Linguistic Competence: Smaller models were found to retain significant linguistic competence, with Qwen2.5 models demonstrating superior performance across lexical, grammatical, and semantic benchmarks even at moderate parameter sizes.
External Factual Knowledge: The performance in external factual knowledge tasks does not scale uniformly with size, suggesting reasoning capabilities are achievable without extensive model scaling.
Internal Factual Knowledge: Larger models predictably excelled in recalling internal factual data, reinforcing that model size directly enhances memorization capabilities.
Figure 1: Scores achieved against model size in million parameters.

Regression Analysis and Statistical Tests

The analysis included linear regression, with $\log(\text{Size})$ proving a more accurate predictor for internal factual knowledge than for linguistic competence. The regression slopes illustrate that factual knowledge scales more sharply with model size than linguistic competence. Moreover, Mann-Whitney U tests suggest significant performance gains mainly occur when comparing models at the extremes of size (small vs. large), particularly in factual knowledge tasks.

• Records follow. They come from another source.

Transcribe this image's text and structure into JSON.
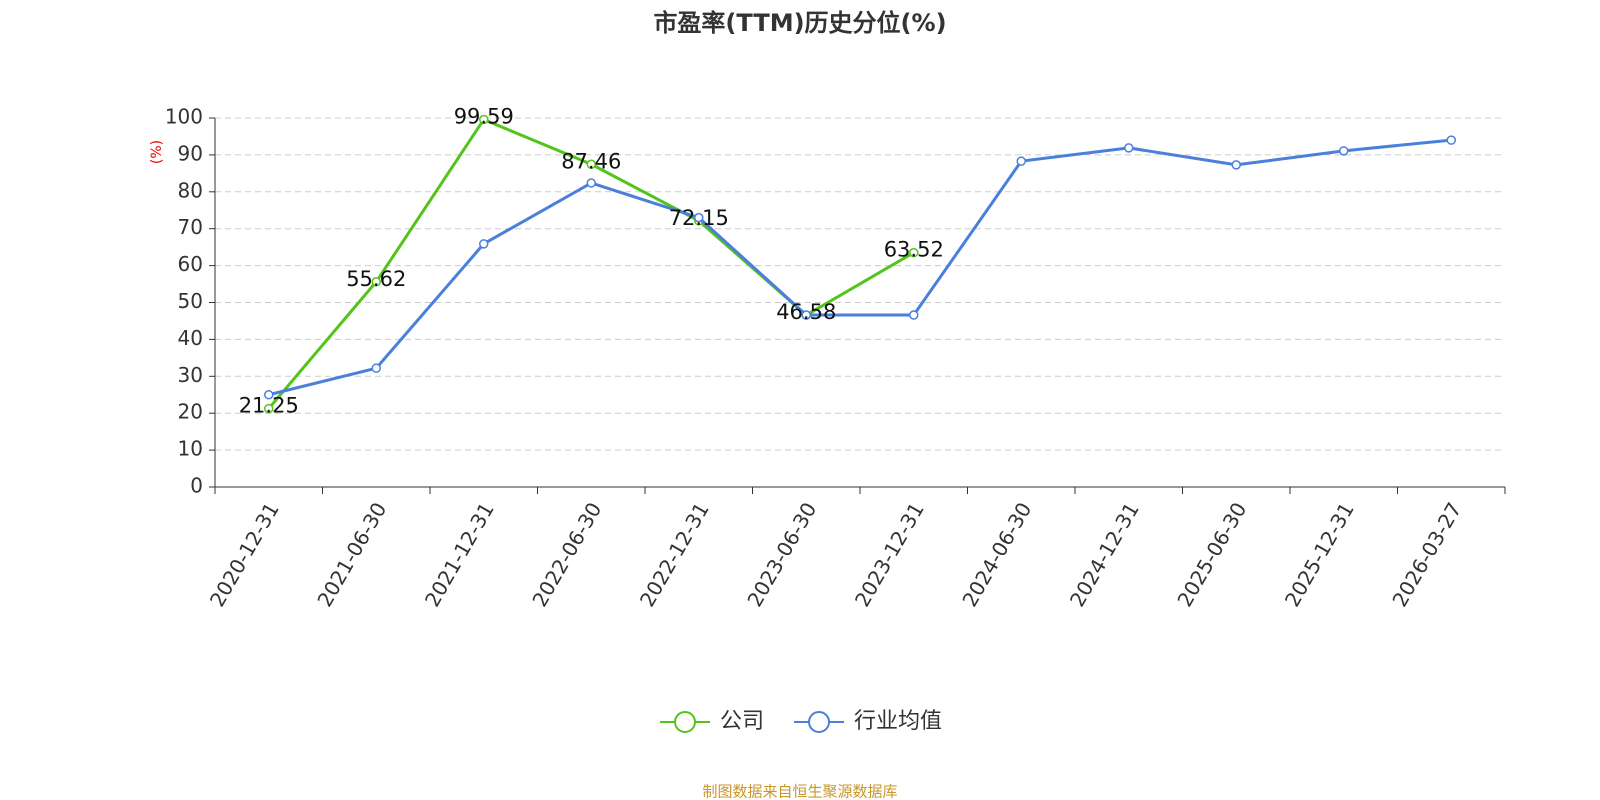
{
  "chart_data": {
    "type": "line",
    "title": "市盈率(TTM)历史分位(%)",
    "y_label": "(%)",
    "source": "制图数据来自恒生聚源数据库",
    "categories": [
      "2020-12-31",
      "2021-06-30",
      "2021-12-31",
      "2022-06-30",
      "2022-12-31",
      "2023-06-30",
      "2023-12-31",
      "2024-06-30",
      "2024-12-31",
      "2025-06-30",
      "2025-12-31",
      "2026-03-27"
    ],
    "series": [
      {
        "name": "公司",
        "color": "#52c41a",
        "show_labels": true,
        "values": [
          21.25,
          55.62,
          99.59,
          87.46,
          72.15,
          46.58,
          63.52,
          null,
          null,
          null,
          null,
          null
        ]
      },
      {
        "name": "行业均值",
        "color": "#4a7fdc",
        "show_labels": false,
        "values": [
          25,
          32.2,
          65.9,
          82.4,
          73,
          46.6,
          46.6,
          88.3,
          91.9,
          87.3,
          91.1,
          94
        ]
      }
    ],
    "ylim": [
      0,
      100
    ],
    "yticks": [
      0,
      10,
      20,
      30,
      40,
      50,
      60,
      70,
      80,
      90,
      100
    ],
    "grid": true,
    "legend": "bottom"
  }
}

Figure 2: Linear regressions for each competence against $\log(\text{Size})$ in million parameters.

Discussion

The findings validate the FLM approach, proposing that linguistic competence can be decoupled from factual knowledge, thus informing the design of more efficient and interpretable models. By externalizing factual retrieval to specialized systems, smaller models can maintain robust linguistic capabilities. This modular design aligns with cognitive models and offers a promising path towards sustainable AI applications.

Conclusion

This paper provides evidence supporting the development of Fundamental LLMs, which focus on separating linguistic competence from factual knowledge. The results advocate for smaller, specialized models that efficiently handle language processing while relying on external systems for factual information, potentially transforming NLP infrastructures.

This modular approach not only enhances model efficiency but also paves the way for more adaptable and scalable AI systems, with implications for the future of artificial intelligence research and application.